Programa gratuito promove trilhas por parques paulistanos – 18/03/2026 – É Logo Ali
Que trilhas atraem cada vez mais pessoas não é novidade, a gente fala isso aqui toda semana e os grupos de mensagens fervem à medida que se aproxima a temporada de montanhas, que começa em abril próximo. Mas para quem nunca se aventurou com o pé no mato e gostaria de saber como é, ou para quem está com pouco tempo mas não quer perder o hábito de respirar o ar gostoso e fresco da mata atlântica, a Secretaria Municipal de Esportes e Lazer de São Paulo vem promovendo passeios totalmente gratuitos por cinco parques municipais: Fazenda do Carmo, Cabeceiras do Aricanduva, Jaceguava, Itaim, Varginha e Bororé.
A trilha mais extensa desse grupo é a do Parque Itaim, com 3 quilômetros, que foca a observação de aves. A mais curta é a do Parque Jaceguava, com 500 metros.
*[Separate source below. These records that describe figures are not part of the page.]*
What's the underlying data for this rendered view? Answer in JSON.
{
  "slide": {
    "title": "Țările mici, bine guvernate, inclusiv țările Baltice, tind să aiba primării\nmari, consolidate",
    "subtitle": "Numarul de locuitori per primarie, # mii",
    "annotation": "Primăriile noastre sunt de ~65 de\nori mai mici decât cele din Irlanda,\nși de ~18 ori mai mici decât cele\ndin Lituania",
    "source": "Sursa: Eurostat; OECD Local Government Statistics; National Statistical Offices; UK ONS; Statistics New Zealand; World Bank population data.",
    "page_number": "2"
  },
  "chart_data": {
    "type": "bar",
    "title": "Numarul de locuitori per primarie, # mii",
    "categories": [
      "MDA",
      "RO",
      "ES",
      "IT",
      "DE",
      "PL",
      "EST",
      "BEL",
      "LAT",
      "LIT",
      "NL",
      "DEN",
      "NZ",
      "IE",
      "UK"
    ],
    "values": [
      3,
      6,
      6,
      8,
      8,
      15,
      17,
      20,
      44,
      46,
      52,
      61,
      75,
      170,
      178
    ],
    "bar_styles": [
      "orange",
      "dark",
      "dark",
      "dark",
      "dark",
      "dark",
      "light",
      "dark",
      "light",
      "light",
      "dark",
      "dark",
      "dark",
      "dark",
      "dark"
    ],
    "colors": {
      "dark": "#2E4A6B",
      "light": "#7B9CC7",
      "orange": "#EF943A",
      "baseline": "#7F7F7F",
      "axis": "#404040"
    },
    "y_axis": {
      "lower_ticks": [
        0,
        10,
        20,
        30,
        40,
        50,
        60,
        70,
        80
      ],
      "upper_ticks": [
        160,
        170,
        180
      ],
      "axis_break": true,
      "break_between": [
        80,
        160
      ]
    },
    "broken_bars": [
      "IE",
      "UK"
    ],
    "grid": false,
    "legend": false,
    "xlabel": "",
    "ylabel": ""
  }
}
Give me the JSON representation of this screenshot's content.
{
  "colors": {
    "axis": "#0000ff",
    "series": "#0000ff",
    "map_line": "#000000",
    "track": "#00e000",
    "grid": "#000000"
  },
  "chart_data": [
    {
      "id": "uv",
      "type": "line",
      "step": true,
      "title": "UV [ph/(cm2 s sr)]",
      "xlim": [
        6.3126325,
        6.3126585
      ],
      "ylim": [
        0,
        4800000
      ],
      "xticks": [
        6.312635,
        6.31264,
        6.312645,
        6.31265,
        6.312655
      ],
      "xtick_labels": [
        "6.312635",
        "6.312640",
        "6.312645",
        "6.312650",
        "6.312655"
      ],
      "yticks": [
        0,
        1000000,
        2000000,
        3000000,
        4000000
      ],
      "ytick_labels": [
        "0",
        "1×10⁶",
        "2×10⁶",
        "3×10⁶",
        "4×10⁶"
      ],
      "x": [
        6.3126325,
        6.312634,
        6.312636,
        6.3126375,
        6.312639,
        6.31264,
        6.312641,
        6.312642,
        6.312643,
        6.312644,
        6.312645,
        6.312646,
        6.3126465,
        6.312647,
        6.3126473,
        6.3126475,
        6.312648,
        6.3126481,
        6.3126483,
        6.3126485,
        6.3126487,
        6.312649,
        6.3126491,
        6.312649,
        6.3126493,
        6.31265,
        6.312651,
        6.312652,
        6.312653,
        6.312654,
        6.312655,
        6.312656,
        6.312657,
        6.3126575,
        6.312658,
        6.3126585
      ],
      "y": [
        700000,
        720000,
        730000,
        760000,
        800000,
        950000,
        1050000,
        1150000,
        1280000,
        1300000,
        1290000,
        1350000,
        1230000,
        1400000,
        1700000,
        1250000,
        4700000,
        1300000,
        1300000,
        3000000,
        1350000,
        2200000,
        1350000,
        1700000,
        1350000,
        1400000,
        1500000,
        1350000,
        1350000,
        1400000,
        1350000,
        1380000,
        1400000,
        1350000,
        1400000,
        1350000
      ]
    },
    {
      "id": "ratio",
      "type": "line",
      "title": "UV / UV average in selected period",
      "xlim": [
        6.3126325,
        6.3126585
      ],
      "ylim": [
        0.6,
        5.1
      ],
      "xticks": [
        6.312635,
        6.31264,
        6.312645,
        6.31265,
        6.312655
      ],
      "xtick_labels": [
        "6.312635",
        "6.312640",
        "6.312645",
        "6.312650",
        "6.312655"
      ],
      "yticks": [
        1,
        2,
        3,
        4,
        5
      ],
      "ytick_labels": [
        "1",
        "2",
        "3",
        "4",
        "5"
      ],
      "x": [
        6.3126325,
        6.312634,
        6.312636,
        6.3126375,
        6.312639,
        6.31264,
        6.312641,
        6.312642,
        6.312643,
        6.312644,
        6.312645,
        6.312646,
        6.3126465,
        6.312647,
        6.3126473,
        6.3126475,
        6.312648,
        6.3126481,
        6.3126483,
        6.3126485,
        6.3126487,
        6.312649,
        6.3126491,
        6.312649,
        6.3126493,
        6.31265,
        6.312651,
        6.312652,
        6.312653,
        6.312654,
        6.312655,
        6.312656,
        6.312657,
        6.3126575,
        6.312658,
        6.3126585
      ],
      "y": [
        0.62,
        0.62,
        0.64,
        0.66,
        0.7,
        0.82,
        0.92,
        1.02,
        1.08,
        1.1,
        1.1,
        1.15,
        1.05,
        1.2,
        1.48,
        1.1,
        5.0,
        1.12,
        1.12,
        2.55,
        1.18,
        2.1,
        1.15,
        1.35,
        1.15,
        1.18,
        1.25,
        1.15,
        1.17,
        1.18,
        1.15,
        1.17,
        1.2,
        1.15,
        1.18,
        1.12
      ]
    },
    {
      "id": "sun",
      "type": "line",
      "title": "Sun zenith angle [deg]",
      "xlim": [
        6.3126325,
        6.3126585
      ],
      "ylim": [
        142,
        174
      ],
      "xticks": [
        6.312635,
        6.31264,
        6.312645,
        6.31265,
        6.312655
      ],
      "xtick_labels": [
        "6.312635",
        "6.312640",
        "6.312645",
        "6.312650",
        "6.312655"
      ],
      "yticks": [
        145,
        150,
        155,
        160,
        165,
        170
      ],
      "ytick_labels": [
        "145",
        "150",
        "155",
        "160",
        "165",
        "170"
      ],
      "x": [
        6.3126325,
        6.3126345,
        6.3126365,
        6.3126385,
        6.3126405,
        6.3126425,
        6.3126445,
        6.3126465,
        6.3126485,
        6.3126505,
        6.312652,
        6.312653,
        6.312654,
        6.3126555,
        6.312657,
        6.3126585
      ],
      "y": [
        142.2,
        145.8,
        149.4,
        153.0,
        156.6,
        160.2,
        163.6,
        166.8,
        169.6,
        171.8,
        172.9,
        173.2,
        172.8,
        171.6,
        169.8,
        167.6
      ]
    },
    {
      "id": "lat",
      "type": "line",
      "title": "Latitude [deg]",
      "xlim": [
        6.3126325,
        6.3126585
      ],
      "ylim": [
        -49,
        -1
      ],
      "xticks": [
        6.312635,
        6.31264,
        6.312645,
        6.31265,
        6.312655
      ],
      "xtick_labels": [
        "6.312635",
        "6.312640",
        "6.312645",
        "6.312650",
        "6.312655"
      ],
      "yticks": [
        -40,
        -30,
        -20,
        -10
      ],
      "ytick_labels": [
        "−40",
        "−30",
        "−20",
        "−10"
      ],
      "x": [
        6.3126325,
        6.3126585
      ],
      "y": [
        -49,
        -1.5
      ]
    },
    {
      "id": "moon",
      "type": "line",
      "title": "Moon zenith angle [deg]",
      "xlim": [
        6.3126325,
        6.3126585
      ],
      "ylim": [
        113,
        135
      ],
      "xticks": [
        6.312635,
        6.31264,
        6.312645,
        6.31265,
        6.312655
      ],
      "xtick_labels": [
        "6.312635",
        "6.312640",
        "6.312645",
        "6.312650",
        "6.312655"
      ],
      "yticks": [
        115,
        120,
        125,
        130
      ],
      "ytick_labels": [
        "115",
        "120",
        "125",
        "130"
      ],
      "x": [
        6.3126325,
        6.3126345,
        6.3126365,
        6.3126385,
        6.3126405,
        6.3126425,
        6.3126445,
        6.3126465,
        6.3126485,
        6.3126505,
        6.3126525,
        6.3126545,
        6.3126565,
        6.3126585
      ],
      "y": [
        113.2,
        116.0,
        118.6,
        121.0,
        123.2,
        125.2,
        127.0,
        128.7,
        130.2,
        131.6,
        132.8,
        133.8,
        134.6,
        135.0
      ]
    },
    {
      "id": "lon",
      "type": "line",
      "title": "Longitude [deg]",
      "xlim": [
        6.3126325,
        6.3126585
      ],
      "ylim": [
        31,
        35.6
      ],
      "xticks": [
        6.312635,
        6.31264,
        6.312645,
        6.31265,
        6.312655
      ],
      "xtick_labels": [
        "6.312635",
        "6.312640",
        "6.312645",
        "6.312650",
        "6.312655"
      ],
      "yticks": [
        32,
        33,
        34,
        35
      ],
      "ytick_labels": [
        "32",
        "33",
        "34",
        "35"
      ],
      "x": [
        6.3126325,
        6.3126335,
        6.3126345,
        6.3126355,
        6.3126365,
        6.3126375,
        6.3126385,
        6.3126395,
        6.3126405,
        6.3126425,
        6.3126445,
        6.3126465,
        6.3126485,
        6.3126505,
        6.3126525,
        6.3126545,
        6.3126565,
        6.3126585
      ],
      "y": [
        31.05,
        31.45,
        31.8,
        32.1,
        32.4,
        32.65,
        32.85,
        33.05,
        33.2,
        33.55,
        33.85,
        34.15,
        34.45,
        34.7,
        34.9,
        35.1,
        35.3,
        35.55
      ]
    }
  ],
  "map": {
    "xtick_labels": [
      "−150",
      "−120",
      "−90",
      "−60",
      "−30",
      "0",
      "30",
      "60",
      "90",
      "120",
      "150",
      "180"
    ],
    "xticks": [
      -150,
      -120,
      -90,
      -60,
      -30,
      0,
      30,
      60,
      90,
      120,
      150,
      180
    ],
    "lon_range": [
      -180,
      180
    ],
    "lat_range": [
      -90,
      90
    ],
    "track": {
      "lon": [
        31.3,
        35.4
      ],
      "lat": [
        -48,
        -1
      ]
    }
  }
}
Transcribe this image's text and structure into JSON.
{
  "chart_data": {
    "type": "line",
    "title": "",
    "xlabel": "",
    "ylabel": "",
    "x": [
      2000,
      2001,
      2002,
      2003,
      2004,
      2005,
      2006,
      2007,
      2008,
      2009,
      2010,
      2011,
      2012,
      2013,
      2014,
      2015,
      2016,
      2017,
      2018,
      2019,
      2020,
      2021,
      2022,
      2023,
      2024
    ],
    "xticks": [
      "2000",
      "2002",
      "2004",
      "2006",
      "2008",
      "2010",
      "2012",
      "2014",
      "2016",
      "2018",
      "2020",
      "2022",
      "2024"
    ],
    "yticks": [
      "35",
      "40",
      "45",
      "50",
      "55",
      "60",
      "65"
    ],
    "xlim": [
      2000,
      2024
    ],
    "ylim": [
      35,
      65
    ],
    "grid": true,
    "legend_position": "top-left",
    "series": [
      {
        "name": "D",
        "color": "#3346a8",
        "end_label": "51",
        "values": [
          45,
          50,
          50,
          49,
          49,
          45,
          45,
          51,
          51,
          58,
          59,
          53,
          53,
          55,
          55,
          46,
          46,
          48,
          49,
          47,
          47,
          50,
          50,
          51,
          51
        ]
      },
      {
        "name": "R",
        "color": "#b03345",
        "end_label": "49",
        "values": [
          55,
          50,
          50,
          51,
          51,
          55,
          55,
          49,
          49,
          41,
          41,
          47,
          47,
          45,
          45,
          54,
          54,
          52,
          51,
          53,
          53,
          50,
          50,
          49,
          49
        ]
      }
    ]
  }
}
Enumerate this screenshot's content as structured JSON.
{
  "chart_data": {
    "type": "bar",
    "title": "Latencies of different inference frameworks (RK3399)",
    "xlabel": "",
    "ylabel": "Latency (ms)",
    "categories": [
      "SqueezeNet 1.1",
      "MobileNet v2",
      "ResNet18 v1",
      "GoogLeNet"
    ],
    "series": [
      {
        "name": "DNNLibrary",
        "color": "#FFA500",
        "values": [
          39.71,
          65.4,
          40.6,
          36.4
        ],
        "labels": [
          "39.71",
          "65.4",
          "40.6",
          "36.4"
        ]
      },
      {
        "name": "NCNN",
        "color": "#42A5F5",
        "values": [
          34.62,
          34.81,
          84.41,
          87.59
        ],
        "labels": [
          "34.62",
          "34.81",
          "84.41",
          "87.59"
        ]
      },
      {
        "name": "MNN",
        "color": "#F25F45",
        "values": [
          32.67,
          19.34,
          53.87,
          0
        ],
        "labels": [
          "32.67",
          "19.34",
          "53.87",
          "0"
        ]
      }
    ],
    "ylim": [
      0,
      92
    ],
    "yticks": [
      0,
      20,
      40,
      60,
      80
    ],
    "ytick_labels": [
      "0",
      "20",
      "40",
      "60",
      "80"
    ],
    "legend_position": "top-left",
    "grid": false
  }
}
O horário para todos é de início às 9h nos pontos de encontro, e fim em torno das 11h.
Desde sua implantação, em 2023, com início em 2024, o projeto Vamos Trilhar, parceria da secretaria com a Organização de Sociedade Civil Mundo Melhor, já reuniu 62.670 participantes , com média mensal de 2.208 pessoas. Só nos três primeiros meses deste ano, foram 9.858 caminhantes. Cada grupo, em média de 46 participantes, é acompanhado de 6 guias e 6 monitores que vão mostrando os principais atrativos dos percursos.
Com investimento previsto para este ano de R$ 14.568.859, segundo a secretaria, o programa está aberto a todos os públicos, de crianças a idosos, por serem trilhas de fácil percurso. Cada participante inscrito pelo site recebe uma camiseta e lanche durante o passeio. O transporte, do ponto de encontro marcado para cada atividade, é gratuito de ida e volta.
A maioria dos participantes do programa tem pouca ou nenhuma experiência de trilhas. Gente como a administradora Ana Cláudia Martins Melo, 50, que costuma frequentar as atividades oferecidas no CEU Cidade Dutra, na zona sul de São Paulo, onde mora, e que conta orgulhosa já ter ido “a todas as trilhas, menos a do Parque Fazenda do Carmo, por causa da distância”.
Ela conta que ficou sabendo do programa no próprio CEU, mas já é uma de suas grandes divulgadoras no boca-a-boca. “Levo pessoas sempre que posso, já cheguei a juntar 15 amigos em um grupo para ir junto”, ressalta, fazendo questão de elogiar o trabalho das equipes que acompanham os passeios.
E a iniciativa, pelo visto, despertou o interesse em aventuras mais ousadas. “Nunca fiz uma trilha fora de São Paulo, deve ser bem legal”, avalia. E qual seria a trilha de seus sonhos, perguntou a coluna à administradora. “Ah, São Tomé das Letras seria bem legal, só ouvi falar, mas não tive oportunidade de fazer”, suspira.